Archive

Quotes

A dissolute and intemperate youth hands down the body to old age in a worn-out state.

—Cicero, 44 BC

Even members of the nobility, let alone persons of no consequence, would do well not to have children. 

—Yoshida Kenko, c. 1330

Childhood knows what it wants—to leave childhood behind.

—Jean Cocteau, 1947

Blessed are the young, for they shall inherit the national debt.

—Herbert Hoover, 1936

Grown up, and that is a terribly hard thing to do. It is much easier to skip it and go from one childhood to another.

—F. Scott Fitzgerald, c. 1940

Youth is the time to go flashing from one end of the world to the other both in mind and body, to try the manners of different nations, to hear the chimes at midnight.

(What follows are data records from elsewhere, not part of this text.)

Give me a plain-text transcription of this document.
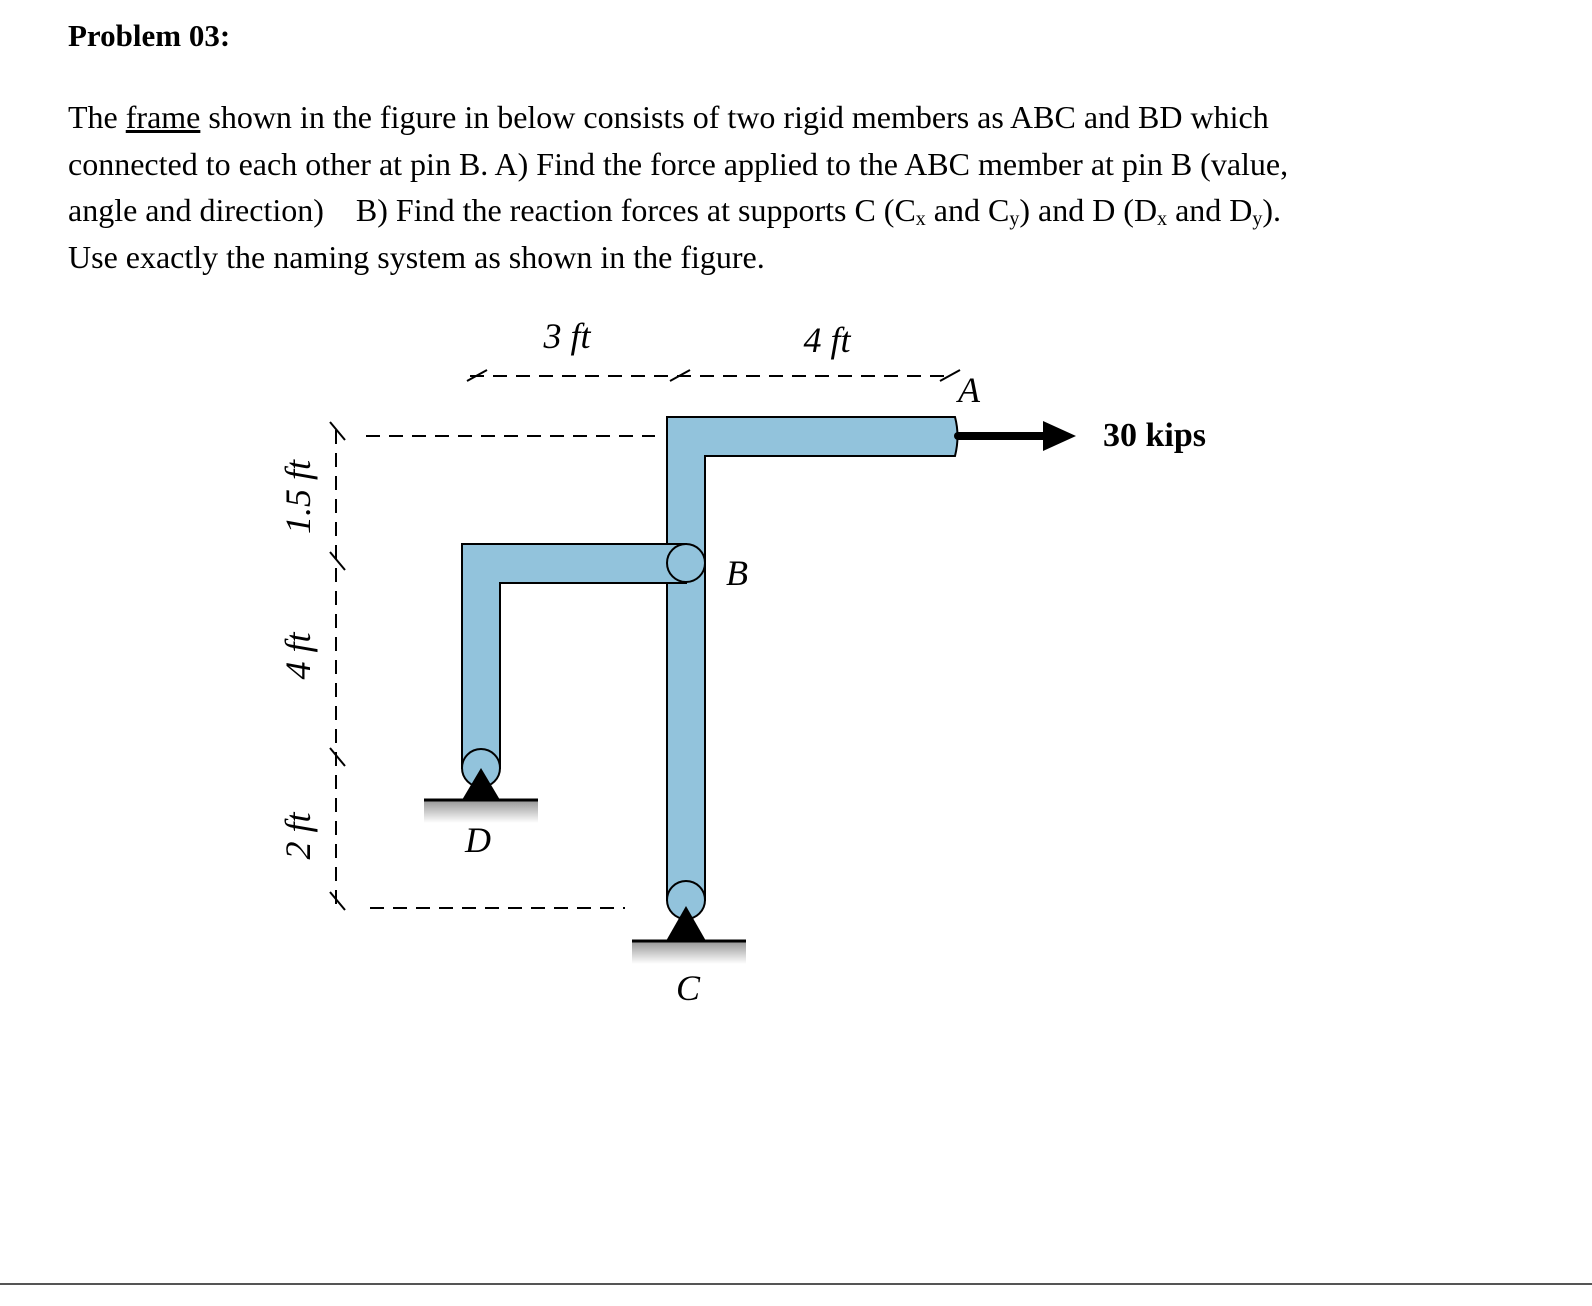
Problem 03:
The frame shown in the figure in below consists of two rigid members as ABC and BD which
connected to each other at pin B. A) Find the force applied to the ABC member at pin B (value,
angle and direction)    B) Find the reaction forces at supports C ($C_x$ and $C_y$) and D ($D_x$ and $D_y$).
Use exactly the naming system as shown in the figure.
3 ft	4 ft
1.5 ft
4 ft
2 ft
30 kips
A
B
C
D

—Robert Louis Stevenson, 1881

Ah, there are no children nowadays.

—Molière, 1673

The young always have the same problem—how to rebel and conform at the same time. They have now solved this by defying their elders and copying one another.

—Quentin Crisp, 1968

I shall soon be six-and-twenty. Is there anything in the future that can possibly console us for not being always twenty-five?

—Lord Byron, 1813

The distinction between children and adults, while probably useful for some purposes, is at bottom a specious one, I feel. There are only individual egos, crazy for love.

—Donald Barthelme, 1964

Youth, youth, springtime of beauty.

—Anthem of the National Fascist Party, c. 1924

I’ve never understood why people consider youth a time of freedom and joy. It’s probably because they have forgotten their own.

—Margaret Atwood, 1976

Childhood has no forebodings—but then, it is soothed by no memories of outlived sorrow.